Принесли-ка в ученические стены – от стыпендию
И роздали же слегка по группам нескольким,
Остальные-то деньжата – в сейф, до утречка.
А на утро открывали – нету денежек!
Умыкнули семь тыщенок рубликов студенческих.
Да как тут все и зашумели, и забегали,
А и кого подозревать? Кого ловить-хватать?
Тáк вот день пришел и приволок беду с собой,
А заодно – майора-следака из части оперной.
Он по отделу внутренней секреции силен-то был,
Онко Онкович-то Раков он смекалист был.
Повелевал-ка всем писать записки обязательны:
Кто, где, во сколько, почему существовал в тот день, И не заметил ли чего такого необычного.
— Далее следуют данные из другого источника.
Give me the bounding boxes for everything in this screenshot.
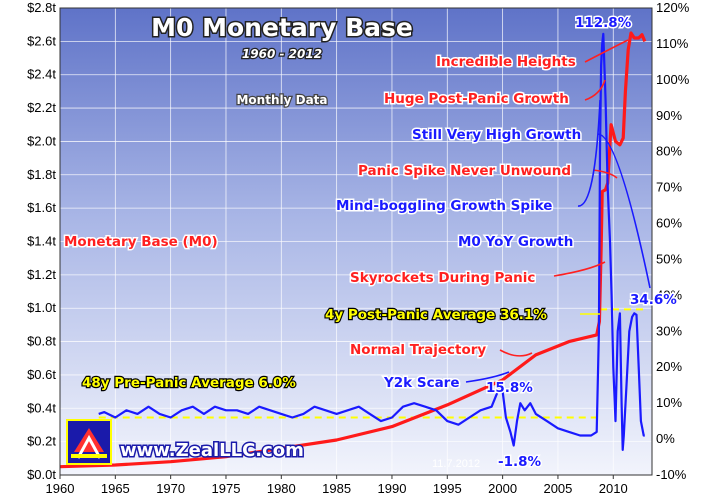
- annotations: 48y Pre-Panic Average 6.0% 4y Post-Panic …: [63, 14, 679, 472]
- left-y-tick-label: $0.6t: [27, 367, 56, 382]
- x-tick-label: 2005: [543, 481, 572, 496]
- zeal-logo: [66, 419, 112, 465]
- annotation-arrow: [465, 371, 510, 383]
- right-y-axis: -10% 0% 10% 20% 30% 40% 50% 60% 70% 80% 90% 100% 110…: [656, 0, 690, 482]
- series-line-yoy-growth: [98, 32, 645, 451]
- annotation-arrow: [499, 349, 533, 357]
- chart-title: M0 Monetary Base: [151, 13, 413, 42]
- x-tick-label: 1975: [212, 481, 241, 496]
- x-axis: 1960 1965 1970 1975 1980 1985 1990 1995 2000 2005…: [46, 475, 628, 496]
- annotation-arrow: [577, 99, 601, 207]
- annotation-arrow: [584, 79, 606, 101]
- right-y-tick-label: 100%: [656, 72, 690, 87]
- label-mind-boggling-growth-spike: Mind-boggling Growth Spike: [336, 198, 552, 214]
- label-pre-panic-average: 48y Pre-Panic Average 6.0%: [82, 375, 296, 391]
- x-tick-label: 2000: [488, 481, 517, 496]
- right-y-tick-label: 30%: [656, 323, 682, 338]
- x-tick-label: 2010: [599, 481, 628, 496]
- label-post-panic-average: 4y Post-Panic Average 36.1%: [325, 307, 547, 323]
- label-monetary-base: Monetary Base (M0): [64, 234, 218, 250]
- left-y-tick-label: $0.0t: [27, 467, 56, 482]
- label-normal-trajectory: Normal Trajectory: [350, 342, 486, 358]
- label-huge-post-panic-growth: Huge Post-Panic Growth: [384, 91, 569, 107]
- date-stamp: 11.7.2012: [432, 458, 480, 470]
- x-tick-label: 1995: [433, 481, 462, 496]
- left-y-tick-label: $0.2t: [27, 434, 56, 449]
- annotation-arrow: [592, 169, 618, 179]
- series-lines: [59, 31, 647, 469]
- right-y-tick-label: -10%: [656, 467, 687, 482]
- right-y-tick-label: 60%: [656, 216, 682, 231]
- left-y-tick-label: $2.6t: [27, 33, 56, 48]
- annotation-arrow: [597, 133, 651, 289]
- annotation-arrow: [553, 261, 606, 277]
- watermark: www.ZealLLC.com: [120, 440, 304, 461]
- left-y-tick-label: $2.2t: [27, 100, 56, 115]
- right-y-tick-label: 120%: [656, 0, 690, 15]
- label-y2k-peak: 15.8%: [486, 380, 533, 396]
- annotation-arrows: [465, 39, 651, 383]
- left-y-axis: $0.0t $0.2t $0.4t $0.6t $0.8t $1.0t $1.2t $1.4t…: [27, 0, 56, 482]
- monthly-data-note: Monthly Data: [236, 93, 327, 107]
- label-panic-peak: 112.8%: [575, 15, 632, 31]
- x-tick-label: 1980: [267, 481, 296, 496]
- label-current-growth: 34.6%: [630, 292, 677, 308]
- average-lines: [98, 308, 645, 419]
- right-y-tick-label: 0%: [656, 431, 675, 446]
- left-y-tick-label: $2.0t: [27, 133, 56, 148]
- left-y-tick-label: $1.0t: [27, 300, 56, 315]
- label-incredible-heights: Incredible Heights: [436, 54, 576, 70]
- right-y-tick-label: 40%: [656, 287, 682, 302]
- left-y-tick-label: $2.4t: [27, 67, 56, 82]
- left-y-tick-label: $2.8t: [27, 0, 56, 15]
- right-y-tick-label: 20%: [656, 359, 682, 374]
- label-y2k-trough: -1.8%: [498, 454, 542, 470]
- x-tick-label: 1965: [101, 481, 130, 496]
- left-y-tick-label: $0.4t: [27, 400, 56, 415]
- series-line-monetary-base: [59, 31, 647, 469]
- x-tick-label: 1960: [46, 481, 75, 496]
- x-tick-label: 1970: [156, 481, 185, 496]
- annotation-arrow: [584, 39, 629, 63]
- label-still-very-high-growth: Still Very High Growth: [412, 127, 581, 143]
- label-yoy-growth: M0 YoY Growth: [458, 234, 573, 250]
- right-y-tick-label: 70%: [656, 180, 682, 195]
- plot-border: [59, 7, 653, 476]
- right-y-tick-label: 80%: [656, 144, 682, 159]
- chart-subtitle: 1960 - 2012: [242, 47, 322, 61]
- left-y-tick-label: $1.6t: [27, 200, 56, 215]
- left-y-tick-label: $1.4t: [27, 234, 56, 249]
- right-y-tick-label: 90%: [656, 108, 682, 123]
- x-tick-label: 1990: [378, 481, 407, 496]
- right-y-tick-label: 50%: [656, 251, 682, 266]
- x-tick-label: 1985: [322, 481, 351, 496]
- label-skyrockets-during-panic: Skyrockets During Panic: [350, 270, 535, 286]
- right-y-tick-label: 10%: [656, 395, 682, 410]
- left-y-tick-label: $1.8t: [27, 167, 56, 182]
- label-y2k-scare: Y2k Scare: [383, 375, 460, 391]
- left-y-tick-label: $1.2t: [27, 267, 56, 282]
- left-y-tick-label: $0.8t: [27, 334, 56, 349]
- right-y-tick-label: 110%: [656, 36, 689, 51]
- label-panic-spike-never-unwound: Panic Spike Never Unwound: [358, 163, 571, 179]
Все алиби писали – и студенты, и учителя,
Директорша, завхоз, уборщица…
И все сдавали-то записочки майору Ракову.
Долго ли, коротко ли времецко бежало,
Вот получает Игорь сын Всеславьевич повесточку.
В повестке-ярлычке да таково посланьице:
«Извольте, дескать, Игорь сын Всеславьевич,
Явиться ко тому ко следаку О. Ракову
Такого-то числа, такого года
Во кабинет отдела внутренней секреции».
Глядит удалый молодец, что делать нечего,
Когда по утру ясна зорька занималася,
А и студентики гурьбой пошаркали в колледж,
Идет он, с замираньем сердца, Игорь свет Всеславьевич, В назначен срок приходит в ментовской отдел.
Заходит во пигментный кабинетик, здоровкается и садится нá стул.
И тут рассматриват он логово ищеек узаконистых.